How Ollama Stores and Runs Models Locally

August 27, 2025

If you use Ollama to run AI models locally, you might wonder what’s actually happening under the hood. Where are the files stored? What do they contain? And what happens when you actually run a model?

This post breaks it down.

Where Ollama Stores Its Files

On macOS/Linux, Ollama stores its data under ~/.ollama/. Here’s a peek inside:

tree ~/.ollama/
~/.ollama/
├── history
├── id_ed25519
├── id_ed25519.pub
├── logs/
│   ├── app-*.log
│   └── server-*.log
└── models/
    ├── blobs/
    │   ├── sha256-...
    │   └── sha256-...
    └── manifests/
        └── registry.ollama.ai/library/
            ├── llama3/
            │   └── latest
            ├── qwen3/
            │   └── 8b
            └── deepseek-r1/
                └── 8b

manifests/ → tiny JSON files (indexes) describing each model: metadata + which blobs to use.
blobs/ → large binary chunks (actual model weights), content-addressed by SHA-256 hash.

Together, these two pieces are the model.

Inspecting a Model

You can get model details with:

ollama show llama3

Which outputs something like:

Model
  architecture        llama
  parameters          8.0B
  context length      8192
  embedding length    4096
  quantization        Q4_0

Capabilities
  completion

License
  META LLAMA 3 COMMUNITY LICENSE AGREEMENT
  Release Date: April 18, 2024

A Sample Manifest

Here’s what a manifest JSON looks like:

{
  "schemaVersion": 2,
  "mediaType": "application/vnd.docker.distribution.manifest.v2+json",
  "config": {
    "mediaType": "application/vnd.docker.container.image.v1+json",
    "digest": "sha256:3f8eb4da...",
    "size": 485
  },
  "layers": [
    {
      "mediaType": "application/vnd.ollama.image.model",
      "digest": "sha256:6a0746a1...",
      "size": 4661211424
    },
    {
      "mediaType": "application/vnd.ollama.image.license",
      "digest": "sha256:4fa551d4...",
      "size": 12403
    }
  ]
}

Think of the manifest as the bill of materials and the blobs as the actual parts.

What Happens When You Run a Model

Running a model is a multi-step process:

1. Resolving the Model

When you call:

ollama run llama3:8b

Ollama resolves the tag (llama3:8b) to a manifest. If the manifest or blobs are missing locally, Ollama fetches them from the registry.

2. Mapping Blobs

The manifest lists which blobs (weights) are required. Missing blobs are downloaded and stored under models/blobs/. Deduplication is automatic since everything is hash-addressed.

3. Loading into Memory

Ollama’s backend (based on llama.cpp) loads the blobs into memory:

GPU VRAM if you have a supported GPU and enough capacity.
System RAM otherwise, with slower performance.
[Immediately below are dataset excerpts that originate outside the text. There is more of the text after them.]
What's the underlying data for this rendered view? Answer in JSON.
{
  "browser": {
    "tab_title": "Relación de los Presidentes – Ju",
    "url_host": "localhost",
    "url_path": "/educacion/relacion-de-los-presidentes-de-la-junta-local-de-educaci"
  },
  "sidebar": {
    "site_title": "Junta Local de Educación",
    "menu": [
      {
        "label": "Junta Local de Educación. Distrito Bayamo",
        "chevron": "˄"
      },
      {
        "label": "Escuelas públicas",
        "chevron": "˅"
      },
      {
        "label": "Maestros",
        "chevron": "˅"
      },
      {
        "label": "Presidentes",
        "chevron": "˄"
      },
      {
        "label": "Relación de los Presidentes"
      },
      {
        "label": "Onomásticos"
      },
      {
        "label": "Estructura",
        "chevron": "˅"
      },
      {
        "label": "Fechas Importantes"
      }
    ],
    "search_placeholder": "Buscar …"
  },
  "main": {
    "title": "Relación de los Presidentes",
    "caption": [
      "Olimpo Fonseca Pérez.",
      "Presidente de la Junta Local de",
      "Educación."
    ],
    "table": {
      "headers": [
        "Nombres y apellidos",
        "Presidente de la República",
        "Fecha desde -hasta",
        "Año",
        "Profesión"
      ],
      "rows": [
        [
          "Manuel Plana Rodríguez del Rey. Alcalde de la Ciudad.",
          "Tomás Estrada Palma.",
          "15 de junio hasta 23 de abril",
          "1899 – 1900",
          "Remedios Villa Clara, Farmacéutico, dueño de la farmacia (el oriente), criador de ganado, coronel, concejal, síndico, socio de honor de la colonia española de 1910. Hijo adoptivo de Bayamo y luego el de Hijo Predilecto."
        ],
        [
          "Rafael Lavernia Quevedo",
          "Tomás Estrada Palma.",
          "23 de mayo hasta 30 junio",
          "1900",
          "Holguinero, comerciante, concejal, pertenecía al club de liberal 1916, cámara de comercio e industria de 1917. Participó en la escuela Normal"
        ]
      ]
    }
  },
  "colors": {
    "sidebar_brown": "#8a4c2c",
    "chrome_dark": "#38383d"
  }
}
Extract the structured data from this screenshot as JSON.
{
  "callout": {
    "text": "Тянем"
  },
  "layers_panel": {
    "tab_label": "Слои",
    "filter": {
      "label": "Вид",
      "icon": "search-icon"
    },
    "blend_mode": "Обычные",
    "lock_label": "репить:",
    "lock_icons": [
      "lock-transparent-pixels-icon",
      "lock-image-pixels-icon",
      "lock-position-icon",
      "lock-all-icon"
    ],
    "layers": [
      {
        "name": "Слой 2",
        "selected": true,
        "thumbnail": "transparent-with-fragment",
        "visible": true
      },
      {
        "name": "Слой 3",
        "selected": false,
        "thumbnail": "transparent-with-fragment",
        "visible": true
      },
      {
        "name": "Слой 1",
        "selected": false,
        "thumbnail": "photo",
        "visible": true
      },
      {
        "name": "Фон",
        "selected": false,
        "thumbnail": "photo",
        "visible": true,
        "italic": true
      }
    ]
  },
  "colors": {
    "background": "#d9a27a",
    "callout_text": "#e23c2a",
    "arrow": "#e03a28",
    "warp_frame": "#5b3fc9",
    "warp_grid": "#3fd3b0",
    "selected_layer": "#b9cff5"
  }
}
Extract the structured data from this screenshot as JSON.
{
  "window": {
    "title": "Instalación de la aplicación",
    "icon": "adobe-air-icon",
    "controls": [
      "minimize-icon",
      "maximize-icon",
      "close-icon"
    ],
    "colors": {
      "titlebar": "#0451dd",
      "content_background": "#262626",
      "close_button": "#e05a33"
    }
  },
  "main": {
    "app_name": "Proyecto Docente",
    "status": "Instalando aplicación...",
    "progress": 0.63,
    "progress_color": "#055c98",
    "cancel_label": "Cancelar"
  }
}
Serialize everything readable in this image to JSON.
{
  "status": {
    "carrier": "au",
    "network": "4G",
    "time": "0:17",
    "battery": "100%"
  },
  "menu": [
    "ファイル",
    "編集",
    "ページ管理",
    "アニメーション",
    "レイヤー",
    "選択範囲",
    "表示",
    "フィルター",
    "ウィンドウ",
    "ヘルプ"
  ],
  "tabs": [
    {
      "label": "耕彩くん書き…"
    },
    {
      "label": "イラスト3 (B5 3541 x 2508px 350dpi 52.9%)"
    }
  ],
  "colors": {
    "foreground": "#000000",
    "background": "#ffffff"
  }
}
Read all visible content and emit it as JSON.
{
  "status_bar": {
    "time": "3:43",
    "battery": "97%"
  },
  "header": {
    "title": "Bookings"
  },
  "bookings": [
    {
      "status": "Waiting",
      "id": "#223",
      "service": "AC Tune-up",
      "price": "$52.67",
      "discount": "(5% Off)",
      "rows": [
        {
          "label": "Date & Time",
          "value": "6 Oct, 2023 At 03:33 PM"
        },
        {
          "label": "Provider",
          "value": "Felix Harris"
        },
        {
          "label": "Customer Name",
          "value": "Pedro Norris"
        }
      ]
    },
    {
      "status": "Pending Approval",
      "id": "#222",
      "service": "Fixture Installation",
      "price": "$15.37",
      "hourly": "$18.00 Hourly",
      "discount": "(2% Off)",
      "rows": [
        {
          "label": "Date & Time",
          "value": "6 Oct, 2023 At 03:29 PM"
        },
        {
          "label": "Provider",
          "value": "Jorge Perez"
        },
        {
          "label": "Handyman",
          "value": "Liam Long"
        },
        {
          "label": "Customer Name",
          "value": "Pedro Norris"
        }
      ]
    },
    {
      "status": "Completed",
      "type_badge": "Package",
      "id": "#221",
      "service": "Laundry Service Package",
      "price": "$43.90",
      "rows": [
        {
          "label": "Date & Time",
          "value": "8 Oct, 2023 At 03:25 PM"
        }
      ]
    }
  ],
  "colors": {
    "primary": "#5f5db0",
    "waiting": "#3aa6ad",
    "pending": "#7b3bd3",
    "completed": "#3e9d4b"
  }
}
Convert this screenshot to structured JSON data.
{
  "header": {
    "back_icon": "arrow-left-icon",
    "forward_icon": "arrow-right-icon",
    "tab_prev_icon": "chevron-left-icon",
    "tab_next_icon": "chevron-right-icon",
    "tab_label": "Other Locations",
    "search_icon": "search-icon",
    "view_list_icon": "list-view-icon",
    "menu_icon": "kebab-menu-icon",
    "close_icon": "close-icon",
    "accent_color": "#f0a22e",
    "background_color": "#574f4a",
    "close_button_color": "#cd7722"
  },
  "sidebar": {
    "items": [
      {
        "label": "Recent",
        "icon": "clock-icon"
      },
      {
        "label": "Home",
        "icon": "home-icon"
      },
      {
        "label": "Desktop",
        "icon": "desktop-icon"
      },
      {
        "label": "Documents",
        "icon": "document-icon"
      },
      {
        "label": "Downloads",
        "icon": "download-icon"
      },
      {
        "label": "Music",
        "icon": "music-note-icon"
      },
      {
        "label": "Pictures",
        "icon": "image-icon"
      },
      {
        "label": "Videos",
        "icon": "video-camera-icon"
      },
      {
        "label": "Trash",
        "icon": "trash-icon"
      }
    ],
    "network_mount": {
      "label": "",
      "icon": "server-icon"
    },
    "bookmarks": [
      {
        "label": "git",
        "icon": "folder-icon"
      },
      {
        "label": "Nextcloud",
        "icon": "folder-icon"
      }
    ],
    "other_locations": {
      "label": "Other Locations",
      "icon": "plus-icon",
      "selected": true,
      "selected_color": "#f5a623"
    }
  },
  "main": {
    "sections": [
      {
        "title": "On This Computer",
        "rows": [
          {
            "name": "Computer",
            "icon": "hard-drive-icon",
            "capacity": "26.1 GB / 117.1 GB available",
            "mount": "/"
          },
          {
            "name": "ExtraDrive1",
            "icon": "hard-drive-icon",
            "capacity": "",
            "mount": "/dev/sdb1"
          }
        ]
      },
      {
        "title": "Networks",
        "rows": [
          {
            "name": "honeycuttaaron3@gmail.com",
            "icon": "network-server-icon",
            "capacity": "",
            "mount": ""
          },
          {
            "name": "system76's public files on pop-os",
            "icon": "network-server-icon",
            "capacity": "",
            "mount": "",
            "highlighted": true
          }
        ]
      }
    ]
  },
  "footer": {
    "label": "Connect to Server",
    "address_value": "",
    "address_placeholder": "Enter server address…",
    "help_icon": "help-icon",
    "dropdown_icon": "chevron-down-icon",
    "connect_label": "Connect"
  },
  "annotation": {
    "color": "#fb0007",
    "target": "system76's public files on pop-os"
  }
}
By default, blobs are memory-mapped (mmap), so only the needed parts get paged into RAM/VRAM. You can disable mmap to force a full load.

4. Runtime Caches

As the model generates text, it builds a KV cache (key/value tensors of past tokens). This cache grows with context length and is usually the biggest extra memory consumer. Ollama supports quantizing the KV cache to save VRAM.

5. The Inference Loop

For each token:

Prompt → tokens → embeddings
Transformer layers → attention + MLP
Next-token probabilities → sample
KV cache updated → repeat

Through this loop, the weights stay loaded while the KV cache grows. Performance depends heavily on VRAM, quantization, and context size.

TL;DR

Manifests = JSON indexes (model metadata + blob list).
Blobs = actual weights (huge binary files).
Ollama memory-maps blobs → loads into VRAM/RAM.
KV cache grows during inference, making VRAM the key bottleneck.

So, when you run ollama run llama3, you’re essentially:

Resolving a manifest
Ensuring blobs are present
Mapping weights into memory
Running the inference loop with a growing KV cache

That’s Ollama’s model storage & execution in a nutshell.